The number of interviews I have been taking has in-creased four-fold this year versus the previous year. The significant demand pick-up has fueled this in-crease, and the increasing need to get increasingly selective about the talent we hire to help make a substantial impact. I have interviewed candidates who completed their Masters in Computer Applications or did a Bachelor in Technology and eventually got into an HR role, which they continued further. Some others specialized in HR in their education years, but moved into Marketing roles. It is rare to find someone who has clarity early on in their life about what they would like to do. This is more often discovered over a period, with some even experimenting various roles till they eventually settle, and some others more being more conservative to stay with their area of specialization. The problem with this approach is the number of years lost before arriving at a compromise or finding the place one loves.
Most people reach others for their opinions or suggestions, be it their parents, siblings or in many cases, their friends. It is common for people to focus primarily on position & money and benchmark their progress versus their friends to determine how they are positioned versus others. While there is nothing wrong with this approach, it may not work for people going after finding true satisfaction and joy at the workplace. People generally spend at least over one-third of their lifetime at work. Finding happiness and fulfillment at work is paramount to keep at it year after year.
What is the best way to make a career decision that connects one with a sense of purpose? The key to this is introspection. Use these five tips to help you decide:
1. Journal: Keeping a journal is an excellent way of penning down your thoughts. Using this journal to keep noting your ideas, something interesting you read, lessons you learnt, career advice you received from mentors, and your aspirations & dreams is a great way to grow or make career choices. And this is not some online journal; rather, it would be good to keep a small diary handy.
"Working in very crowded industries or mature technologies means that you will be one amongst millions, with limited growth potential for the long term"
2. Connecting to What Matters Most to You: Several people struggle to decide between conflicting priorities. For example, you get a job from a known, large company and another offer from a small startup. Which one would you choose if they both have similar pay scales? This question is best answered when you connect to your why. As an example, if you love a highly structured set-up with a defined set of responsibilities, you may choose the large company, but if you thrive in doing multiple high energy roles and multi-tasking, startup culture is what you will find exciting. The question to ask yourself is what matters to you, and honestly, respond to yourself.
3. The Future of the Industry, Role or Technology you are Considering: Time is precious, and since you will be investing your significant years learning and trying to make a difference, your efforts must be invested in industries or technologies of the future. Working in very crowded industries or mature technologies means that you will be one amongst millions, with limited growth potential for the long term. Doing adequate research to evaluate the industry's relevance, role or technology for the foreseeable future will be critical to begin your journey on the right path.

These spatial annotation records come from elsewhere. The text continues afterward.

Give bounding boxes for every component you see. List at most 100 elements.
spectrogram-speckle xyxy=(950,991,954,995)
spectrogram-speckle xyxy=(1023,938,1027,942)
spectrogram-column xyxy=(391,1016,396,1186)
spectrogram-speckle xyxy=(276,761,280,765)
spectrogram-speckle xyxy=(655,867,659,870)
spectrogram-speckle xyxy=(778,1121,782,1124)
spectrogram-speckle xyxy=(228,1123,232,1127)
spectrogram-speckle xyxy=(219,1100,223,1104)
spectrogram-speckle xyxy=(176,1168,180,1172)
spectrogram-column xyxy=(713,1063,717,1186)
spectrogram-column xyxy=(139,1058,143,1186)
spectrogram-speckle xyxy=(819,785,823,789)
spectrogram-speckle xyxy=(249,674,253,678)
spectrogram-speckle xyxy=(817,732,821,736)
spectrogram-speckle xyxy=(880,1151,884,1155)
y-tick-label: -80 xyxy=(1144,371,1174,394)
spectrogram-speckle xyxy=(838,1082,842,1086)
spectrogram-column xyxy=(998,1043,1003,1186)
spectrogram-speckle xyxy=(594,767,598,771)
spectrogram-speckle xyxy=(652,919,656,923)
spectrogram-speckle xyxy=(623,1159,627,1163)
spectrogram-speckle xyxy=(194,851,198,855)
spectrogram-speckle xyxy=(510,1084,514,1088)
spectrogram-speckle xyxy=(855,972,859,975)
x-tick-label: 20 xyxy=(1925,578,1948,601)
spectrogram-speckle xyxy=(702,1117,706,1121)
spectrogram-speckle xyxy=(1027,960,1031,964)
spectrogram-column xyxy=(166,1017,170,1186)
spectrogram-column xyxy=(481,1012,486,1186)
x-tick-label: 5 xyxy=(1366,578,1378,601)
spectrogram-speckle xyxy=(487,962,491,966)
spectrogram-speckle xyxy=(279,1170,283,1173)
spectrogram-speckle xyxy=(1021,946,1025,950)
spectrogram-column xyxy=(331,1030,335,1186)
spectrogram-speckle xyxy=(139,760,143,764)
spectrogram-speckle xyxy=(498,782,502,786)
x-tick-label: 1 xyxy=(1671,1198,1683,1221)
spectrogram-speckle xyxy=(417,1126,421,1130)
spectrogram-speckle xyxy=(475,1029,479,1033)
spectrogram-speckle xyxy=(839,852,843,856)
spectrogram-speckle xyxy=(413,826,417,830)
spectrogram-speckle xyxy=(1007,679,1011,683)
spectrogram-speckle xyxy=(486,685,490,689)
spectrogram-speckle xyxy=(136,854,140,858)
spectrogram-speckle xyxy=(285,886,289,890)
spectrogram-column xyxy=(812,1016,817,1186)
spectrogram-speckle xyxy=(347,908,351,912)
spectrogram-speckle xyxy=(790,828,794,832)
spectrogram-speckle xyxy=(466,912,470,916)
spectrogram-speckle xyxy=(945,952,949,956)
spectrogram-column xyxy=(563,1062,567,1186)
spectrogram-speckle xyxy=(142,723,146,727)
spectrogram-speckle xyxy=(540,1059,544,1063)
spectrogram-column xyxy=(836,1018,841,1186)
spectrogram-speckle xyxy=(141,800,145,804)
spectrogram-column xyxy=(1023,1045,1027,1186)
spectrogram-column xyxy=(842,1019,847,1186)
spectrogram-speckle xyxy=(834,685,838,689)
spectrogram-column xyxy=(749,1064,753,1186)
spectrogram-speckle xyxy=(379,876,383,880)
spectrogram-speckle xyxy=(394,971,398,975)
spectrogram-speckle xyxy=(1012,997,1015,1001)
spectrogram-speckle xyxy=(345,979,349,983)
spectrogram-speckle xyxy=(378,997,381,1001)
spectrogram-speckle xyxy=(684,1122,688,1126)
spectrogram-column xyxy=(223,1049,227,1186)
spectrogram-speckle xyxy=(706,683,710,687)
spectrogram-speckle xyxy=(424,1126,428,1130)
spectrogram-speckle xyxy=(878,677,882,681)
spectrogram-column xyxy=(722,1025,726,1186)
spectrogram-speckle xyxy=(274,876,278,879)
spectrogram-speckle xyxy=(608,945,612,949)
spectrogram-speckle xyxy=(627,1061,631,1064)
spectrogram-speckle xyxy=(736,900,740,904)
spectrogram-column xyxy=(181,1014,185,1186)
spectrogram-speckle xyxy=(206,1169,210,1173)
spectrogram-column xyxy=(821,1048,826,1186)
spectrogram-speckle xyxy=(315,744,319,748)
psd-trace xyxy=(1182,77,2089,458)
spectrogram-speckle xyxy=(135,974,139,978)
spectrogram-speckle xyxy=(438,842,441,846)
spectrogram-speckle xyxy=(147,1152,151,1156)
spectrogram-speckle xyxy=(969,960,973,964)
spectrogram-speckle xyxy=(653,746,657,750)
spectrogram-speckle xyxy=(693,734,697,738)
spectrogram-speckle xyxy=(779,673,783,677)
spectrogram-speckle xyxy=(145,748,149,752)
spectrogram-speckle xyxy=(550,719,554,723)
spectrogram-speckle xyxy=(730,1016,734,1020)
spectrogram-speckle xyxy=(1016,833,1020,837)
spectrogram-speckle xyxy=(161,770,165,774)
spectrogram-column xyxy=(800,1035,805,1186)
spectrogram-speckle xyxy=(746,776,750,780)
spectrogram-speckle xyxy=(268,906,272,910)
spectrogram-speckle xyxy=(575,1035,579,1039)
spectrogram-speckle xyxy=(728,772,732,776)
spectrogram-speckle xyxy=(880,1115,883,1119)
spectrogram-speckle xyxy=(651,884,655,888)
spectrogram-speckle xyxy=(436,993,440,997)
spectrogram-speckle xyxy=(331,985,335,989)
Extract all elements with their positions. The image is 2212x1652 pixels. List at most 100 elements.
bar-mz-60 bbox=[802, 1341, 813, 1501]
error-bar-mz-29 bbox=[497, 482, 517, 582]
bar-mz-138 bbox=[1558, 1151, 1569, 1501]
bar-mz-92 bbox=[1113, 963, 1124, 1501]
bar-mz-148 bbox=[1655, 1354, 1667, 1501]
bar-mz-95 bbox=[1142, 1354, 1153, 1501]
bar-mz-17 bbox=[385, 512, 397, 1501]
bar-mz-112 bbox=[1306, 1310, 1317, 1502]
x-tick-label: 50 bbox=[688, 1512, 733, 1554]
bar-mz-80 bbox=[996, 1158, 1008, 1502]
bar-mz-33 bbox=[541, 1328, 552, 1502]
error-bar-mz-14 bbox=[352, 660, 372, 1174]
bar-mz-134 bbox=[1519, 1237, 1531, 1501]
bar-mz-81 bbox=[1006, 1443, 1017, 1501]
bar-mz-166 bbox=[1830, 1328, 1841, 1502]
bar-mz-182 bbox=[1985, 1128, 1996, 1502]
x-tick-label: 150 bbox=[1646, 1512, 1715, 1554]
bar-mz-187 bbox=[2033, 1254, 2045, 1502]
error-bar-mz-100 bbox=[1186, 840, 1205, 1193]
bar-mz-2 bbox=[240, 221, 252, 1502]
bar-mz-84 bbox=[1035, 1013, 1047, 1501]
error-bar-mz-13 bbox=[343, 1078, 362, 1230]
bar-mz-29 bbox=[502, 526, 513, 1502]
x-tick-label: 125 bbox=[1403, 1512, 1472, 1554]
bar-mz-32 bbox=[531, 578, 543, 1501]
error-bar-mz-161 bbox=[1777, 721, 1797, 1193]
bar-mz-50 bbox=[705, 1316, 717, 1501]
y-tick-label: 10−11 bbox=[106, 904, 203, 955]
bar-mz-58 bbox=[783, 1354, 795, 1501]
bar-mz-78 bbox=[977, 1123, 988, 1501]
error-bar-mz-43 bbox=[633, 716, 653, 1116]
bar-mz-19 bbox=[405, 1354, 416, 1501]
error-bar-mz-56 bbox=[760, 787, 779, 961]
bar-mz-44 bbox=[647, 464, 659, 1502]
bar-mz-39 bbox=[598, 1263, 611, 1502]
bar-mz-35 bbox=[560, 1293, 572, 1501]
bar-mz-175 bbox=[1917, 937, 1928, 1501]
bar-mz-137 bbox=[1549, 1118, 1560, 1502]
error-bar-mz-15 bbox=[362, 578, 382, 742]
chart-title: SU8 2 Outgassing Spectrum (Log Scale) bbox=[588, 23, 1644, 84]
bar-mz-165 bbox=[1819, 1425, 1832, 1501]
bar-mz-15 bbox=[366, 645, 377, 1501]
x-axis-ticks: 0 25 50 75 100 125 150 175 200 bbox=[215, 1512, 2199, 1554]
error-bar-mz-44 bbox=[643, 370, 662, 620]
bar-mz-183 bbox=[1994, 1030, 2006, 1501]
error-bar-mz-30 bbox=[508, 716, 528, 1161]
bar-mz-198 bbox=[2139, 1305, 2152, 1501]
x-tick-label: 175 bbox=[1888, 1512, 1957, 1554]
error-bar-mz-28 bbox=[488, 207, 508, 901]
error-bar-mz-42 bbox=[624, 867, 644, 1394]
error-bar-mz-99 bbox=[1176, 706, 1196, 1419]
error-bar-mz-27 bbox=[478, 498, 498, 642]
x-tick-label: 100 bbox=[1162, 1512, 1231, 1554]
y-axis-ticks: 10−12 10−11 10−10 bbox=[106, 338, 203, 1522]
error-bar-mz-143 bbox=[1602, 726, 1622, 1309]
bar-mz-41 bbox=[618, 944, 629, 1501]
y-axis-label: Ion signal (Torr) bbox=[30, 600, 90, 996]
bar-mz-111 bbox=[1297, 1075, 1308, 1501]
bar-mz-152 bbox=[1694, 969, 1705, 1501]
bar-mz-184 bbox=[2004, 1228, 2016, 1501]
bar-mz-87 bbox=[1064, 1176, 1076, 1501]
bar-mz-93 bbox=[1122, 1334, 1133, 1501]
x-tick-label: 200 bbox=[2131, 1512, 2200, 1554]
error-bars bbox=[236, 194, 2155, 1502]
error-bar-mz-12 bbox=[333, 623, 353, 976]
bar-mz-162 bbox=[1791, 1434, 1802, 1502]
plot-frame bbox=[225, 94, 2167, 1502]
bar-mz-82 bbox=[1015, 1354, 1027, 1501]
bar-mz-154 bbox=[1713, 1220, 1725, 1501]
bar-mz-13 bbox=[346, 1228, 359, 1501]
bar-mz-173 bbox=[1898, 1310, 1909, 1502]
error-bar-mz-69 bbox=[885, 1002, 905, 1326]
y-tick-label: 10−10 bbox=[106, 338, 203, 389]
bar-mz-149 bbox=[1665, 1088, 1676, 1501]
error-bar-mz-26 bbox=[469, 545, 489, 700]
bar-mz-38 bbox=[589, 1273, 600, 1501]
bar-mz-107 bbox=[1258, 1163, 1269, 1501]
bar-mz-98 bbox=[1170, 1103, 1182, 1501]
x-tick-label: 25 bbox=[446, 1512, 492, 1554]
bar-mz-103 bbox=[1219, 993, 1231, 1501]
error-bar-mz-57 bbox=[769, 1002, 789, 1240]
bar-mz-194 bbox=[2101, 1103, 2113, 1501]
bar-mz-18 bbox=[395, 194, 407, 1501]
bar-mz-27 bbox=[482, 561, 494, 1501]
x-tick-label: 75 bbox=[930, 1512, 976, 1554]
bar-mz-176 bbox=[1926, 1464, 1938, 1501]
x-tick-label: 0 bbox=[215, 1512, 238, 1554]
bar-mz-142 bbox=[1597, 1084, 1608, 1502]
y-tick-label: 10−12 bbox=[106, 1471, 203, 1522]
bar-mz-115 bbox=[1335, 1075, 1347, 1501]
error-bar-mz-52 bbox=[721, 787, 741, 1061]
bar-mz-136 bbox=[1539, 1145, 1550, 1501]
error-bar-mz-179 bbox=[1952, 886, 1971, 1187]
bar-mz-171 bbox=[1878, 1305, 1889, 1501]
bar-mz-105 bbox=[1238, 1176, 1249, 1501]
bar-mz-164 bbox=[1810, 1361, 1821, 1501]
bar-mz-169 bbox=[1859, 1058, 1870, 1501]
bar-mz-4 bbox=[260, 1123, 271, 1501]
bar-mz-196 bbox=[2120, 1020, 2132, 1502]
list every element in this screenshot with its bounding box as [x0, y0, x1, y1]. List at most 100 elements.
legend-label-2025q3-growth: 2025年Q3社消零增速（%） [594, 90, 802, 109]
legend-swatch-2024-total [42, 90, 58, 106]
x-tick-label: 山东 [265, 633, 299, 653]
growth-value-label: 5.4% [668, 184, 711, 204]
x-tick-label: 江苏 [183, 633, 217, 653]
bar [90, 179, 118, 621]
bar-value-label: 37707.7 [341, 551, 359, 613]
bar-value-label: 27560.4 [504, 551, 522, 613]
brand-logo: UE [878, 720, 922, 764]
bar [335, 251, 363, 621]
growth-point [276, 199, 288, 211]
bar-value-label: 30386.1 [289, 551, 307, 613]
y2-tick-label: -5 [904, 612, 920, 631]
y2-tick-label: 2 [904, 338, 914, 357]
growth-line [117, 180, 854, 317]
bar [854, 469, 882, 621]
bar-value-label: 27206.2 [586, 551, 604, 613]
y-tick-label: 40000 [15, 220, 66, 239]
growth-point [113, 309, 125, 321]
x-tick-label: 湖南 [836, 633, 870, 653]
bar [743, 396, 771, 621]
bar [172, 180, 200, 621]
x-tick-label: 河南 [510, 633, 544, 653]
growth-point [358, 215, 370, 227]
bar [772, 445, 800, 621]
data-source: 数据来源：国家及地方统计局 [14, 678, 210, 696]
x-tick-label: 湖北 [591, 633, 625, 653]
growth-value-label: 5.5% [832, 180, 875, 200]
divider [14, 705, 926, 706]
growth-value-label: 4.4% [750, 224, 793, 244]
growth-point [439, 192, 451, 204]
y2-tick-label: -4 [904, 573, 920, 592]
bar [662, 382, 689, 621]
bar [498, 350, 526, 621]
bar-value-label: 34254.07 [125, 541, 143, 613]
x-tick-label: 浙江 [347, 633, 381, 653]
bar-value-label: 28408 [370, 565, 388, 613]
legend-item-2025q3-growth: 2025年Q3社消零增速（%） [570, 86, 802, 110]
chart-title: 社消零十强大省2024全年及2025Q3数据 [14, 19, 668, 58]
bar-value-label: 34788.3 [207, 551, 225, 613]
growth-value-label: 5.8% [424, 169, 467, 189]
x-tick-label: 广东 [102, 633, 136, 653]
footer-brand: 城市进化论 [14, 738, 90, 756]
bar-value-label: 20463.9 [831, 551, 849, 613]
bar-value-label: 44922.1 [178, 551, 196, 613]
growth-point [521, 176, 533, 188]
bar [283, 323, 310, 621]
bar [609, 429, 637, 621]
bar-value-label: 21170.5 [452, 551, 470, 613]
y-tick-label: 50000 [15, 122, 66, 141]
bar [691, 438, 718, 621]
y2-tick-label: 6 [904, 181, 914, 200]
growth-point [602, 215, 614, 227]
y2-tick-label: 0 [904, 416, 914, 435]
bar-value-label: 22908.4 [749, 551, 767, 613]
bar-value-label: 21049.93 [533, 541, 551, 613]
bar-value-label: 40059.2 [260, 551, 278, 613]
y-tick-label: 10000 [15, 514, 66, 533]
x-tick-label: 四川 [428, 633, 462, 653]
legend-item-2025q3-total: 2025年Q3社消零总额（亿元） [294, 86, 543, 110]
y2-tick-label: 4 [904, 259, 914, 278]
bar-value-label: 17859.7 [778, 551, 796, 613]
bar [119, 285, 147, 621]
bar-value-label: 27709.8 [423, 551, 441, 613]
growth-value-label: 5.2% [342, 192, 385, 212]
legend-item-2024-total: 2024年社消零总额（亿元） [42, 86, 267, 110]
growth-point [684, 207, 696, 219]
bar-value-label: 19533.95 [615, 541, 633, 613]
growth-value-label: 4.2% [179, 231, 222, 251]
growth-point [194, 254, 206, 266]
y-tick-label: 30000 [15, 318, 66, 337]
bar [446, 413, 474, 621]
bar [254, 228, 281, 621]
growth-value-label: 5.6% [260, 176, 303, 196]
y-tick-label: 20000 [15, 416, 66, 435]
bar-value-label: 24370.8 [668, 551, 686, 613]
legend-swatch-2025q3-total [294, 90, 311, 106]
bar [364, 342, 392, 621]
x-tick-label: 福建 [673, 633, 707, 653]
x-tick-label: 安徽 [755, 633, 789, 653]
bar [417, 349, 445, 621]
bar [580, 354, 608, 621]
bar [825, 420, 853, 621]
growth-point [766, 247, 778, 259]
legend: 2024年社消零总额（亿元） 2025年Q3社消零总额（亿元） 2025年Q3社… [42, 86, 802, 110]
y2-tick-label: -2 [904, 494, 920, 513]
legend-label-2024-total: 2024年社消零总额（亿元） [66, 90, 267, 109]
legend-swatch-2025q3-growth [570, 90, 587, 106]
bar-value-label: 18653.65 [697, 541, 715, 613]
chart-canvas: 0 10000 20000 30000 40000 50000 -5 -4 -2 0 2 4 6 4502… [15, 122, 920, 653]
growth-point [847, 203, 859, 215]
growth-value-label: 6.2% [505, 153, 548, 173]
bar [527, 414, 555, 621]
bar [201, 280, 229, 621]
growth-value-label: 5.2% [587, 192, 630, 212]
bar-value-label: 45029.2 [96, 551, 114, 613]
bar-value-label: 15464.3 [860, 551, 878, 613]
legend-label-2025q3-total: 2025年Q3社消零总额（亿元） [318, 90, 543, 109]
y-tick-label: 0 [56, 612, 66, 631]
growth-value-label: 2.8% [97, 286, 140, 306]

4. Choosing the Company to Work For: Researching about the company where you apply for a job before even putting in the application will be worth the investment of time. It is critical to check what opportunities for learning and growth the company provides ' after all, time is limited and working in jobs that don't offer a chance to fill the gaps in your skill and expertise will not add value. If you have worked for large companies before, you may want to try joining a startup or a smaller company to get more hands-on, extensive exposure to multiple work aspects, and this is perhaps what your career may need.
5. Continuous Self Assessment: Self-awareness is the first step of self-assessment. It is essential to listen to one's inner voice, become more conscious of one's strengths & weaknesses, and find ways to manage them. In addition to understanding your personality, introspecting on your values and interests would be critical. Choosing careers that provide a fitment with your personality traits would get one closer to the path of a happy and productive career. For example, if you are not detail-oriented, choosing a career path in finance or law may not be the best. Likewise, if you are not comfortable interacting continuously with people, a customer-facing role may not be the best fit. Of course, personality traits change with time; hence it could be helpful to do a periodical self-assessment to make course corrections.
Building enduring happiness in one's career requires deliberate efforts. Getting beyond prominent pay and position elements to focus on fulfillment is imperative to create a long-term happiness quotient. Money, fame, and position are lasting by-products of this happiness quotient which will automatically come in based on the outcomes one delivers.